Not even in the 20-year, four-championship era of the team’s Big Three — Tim Duncan, Manu Ginóbili and Tony Parker — had so many reporters, photographers, broadcasters and bloggers shown up to quiz Spurs players and coaches.

Such is the draw of Victor Wembanyama, San Antonio’s prize rookie from France, for better or worse the most-hyped NBA newcomer since LeBron James.

Here’s another official statistic from Monday’s session: It took coach Gregg Popovich a little under 10 minutes to pronounce he was tired of answering questions about “Wemby.”

To be fair, Popovich, the newly minted member of the Naismith Memorial Basketball Hall of Fame, had been set up for a sarcastic response by a media member, and it got a good laugh. After the chuckling subsided, the league’s all-time winningest coach continued giving thoughtful responses to many more questions about a teenager whose outsized presence in the team’s soon-to-be-retired practice facility at One Spurs Lane dominated the final event the building ever would house.

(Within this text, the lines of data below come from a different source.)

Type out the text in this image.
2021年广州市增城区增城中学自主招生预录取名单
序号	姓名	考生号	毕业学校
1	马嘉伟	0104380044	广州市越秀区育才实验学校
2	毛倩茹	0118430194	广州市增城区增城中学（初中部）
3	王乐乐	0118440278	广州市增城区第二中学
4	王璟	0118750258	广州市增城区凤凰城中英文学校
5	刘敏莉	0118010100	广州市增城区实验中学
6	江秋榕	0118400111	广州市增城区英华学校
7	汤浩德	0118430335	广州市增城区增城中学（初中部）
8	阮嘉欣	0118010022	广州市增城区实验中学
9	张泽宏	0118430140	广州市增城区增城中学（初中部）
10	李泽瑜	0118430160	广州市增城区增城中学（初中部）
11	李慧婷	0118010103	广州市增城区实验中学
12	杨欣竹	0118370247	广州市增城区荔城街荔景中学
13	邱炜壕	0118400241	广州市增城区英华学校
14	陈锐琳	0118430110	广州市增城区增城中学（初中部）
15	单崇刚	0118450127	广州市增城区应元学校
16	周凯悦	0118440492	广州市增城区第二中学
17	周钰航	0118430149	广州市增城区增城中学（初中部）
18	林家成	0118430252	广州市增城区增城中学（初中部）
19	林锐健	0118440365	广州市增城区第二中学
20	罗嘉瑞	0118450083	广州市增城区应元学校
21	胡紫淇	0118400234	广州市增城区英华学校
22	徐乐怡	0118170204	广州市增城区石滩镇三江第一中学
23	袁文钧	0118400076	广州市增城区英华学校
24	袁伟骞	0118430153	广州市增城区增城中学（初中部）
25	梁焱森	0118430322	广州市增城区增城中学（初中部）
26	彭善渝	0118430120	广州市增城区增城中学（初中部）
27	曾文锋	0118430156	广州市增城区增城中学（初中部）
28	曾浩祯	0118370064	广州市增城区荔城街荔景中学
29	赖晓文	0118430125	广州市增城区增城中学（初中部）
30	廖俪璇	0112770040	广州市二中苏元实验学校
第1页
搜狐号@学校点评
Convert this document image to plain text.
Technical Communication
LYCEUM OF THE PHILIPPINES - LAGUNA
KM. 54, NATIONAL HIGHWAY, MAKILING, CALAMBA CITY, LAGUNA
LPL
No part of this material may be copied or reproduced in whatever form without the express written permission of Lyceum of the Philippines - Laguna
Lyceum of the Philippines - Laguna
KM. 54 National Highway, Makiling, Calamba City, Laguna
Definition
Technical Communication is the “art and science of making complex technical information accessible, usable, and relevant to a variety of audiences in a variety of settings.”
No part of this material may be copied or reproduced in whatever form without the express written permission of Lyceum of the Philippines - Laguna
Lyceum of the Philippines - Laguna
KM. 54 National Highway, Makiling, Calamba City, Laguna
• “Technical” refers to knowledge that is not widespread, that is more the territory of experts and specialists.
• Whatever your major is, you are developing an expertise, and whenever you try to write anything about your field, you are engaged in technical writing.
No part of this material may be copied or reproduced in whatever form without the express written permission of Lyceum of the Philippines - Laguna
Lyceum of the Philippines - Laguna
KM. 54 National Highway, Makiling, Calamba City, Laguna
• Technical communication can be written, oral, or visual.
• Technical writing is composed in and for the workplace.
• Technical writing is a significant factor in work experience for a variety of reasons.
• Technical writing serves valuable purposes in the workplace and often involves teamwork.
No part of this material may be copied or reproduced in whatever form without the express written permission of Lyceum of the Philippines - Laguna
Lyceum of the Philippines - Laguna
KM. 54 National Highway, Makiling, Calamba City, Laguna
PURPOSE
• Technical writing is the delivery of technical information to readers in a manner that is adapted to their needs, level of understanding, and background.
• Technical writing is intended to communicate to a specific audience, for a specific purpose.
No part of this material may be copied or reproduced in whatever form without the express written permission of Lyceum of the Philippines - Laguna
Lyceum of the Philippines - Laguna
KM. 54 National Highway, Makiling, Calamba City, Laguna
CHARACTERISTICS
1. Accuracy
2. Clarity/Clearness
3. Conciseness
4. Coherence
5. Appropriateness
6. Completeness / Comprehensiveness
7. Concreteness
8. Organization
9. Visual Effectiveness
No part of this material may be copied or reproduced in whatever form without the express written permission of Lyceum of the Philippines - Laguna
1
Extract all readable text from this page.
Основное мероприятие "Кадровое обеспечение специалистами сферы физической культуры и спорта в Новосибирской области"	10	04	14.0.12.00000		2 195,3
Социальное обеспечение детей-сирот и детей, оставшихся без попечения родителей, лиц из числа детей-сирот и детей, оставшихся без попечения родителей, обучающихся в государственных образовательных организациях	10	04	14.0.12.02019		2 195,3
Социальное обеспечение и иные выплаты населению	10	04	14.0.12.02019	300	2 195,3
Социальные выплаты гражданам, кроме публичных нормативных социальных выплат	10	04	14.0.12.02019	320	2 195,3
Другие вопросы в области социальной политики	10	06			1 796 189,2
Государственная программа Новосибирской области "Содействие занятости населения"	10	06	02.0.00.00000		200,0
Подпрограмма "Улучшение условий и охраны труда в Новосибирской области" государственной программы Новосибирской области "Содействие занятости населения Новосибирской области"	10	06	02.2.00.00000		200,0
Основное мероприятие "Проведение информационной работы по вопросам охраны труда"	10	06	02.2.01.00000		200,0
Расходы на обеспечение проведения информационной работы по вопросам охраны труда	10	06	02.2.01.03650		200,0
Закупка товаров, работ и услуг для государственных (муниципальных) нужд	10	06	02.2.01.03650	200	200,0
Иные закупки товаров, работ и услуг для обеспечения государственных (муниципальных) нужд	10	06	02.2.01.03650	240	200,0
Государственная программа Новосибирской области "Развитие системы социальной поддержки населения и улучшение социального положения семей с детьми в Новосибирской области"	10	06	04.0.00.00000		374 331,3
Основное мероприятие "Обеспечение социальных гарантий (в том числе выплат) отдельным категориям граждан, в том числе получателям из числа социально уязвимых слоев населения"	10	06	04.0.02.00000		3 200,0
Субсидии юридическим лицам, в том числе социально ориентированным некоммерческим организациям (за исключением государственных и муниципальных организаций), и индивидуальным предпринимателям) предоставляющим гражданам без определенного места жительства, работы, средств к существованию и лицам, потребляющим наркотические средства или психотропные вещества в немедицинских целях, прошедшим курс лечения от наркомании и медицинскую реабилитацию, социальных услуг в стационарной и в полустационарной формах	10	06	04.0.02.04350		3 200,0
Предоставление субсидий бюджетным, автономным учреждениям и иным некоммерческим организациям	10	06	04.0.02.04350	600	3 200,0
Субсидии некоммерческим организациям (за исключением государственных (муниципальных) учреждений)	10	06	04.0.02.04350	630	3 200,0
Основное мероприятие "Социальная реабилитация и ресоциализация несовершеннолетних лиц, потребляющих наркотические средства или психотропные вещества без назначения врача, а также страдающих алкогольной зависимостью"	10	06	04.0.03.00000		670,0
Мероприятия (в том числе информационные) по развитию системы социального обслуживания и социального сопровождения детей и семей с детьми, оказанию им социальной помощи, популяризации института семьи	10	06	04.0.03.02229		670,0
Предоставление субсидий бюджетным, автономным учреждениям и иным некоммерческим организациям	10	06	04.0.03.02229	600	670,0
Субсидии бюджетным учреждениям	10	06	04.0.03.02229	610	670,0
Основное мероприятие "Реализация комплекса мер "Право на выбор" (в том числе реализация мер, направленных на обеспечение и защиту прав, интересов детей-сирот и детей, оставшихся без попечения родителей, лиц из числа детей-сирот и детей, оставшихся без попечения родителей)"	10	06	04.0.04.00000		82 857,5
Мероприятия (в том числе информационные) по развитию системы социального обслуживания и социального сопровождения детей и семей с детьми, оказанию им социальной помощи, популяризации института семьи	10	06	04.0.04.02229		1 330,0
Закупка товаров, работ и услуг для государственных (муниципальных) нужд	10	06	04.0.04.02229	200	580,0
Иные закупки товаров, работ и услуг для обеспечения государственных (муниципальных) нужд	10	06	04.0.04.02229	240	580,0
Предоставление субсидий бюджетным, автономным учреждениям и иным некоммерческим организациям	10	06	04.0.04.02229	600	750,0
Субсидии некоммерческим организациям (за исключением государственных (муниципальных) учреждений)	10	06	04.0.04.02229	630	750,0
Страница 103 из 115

The Spurs will open their training camp Tuesday morning at their brand new, $500 million Victory Capital Performance Center, about six-and-a-half miles northwest of their practice home for the past 21 years. Wembanyama was still in junior high school when plans were made to build a facility so nice that Popovich swore he might “move in” and make it his home.

The fact the most sophisticated and luxurious “performance facility” in the league will finally be fully complete and ready for practice the very day Wembanyama will engage in his first session as a member of a true NBA team (as opposed to a summer-league conglomeration) seems like one more example of what Popovich calls serendipity.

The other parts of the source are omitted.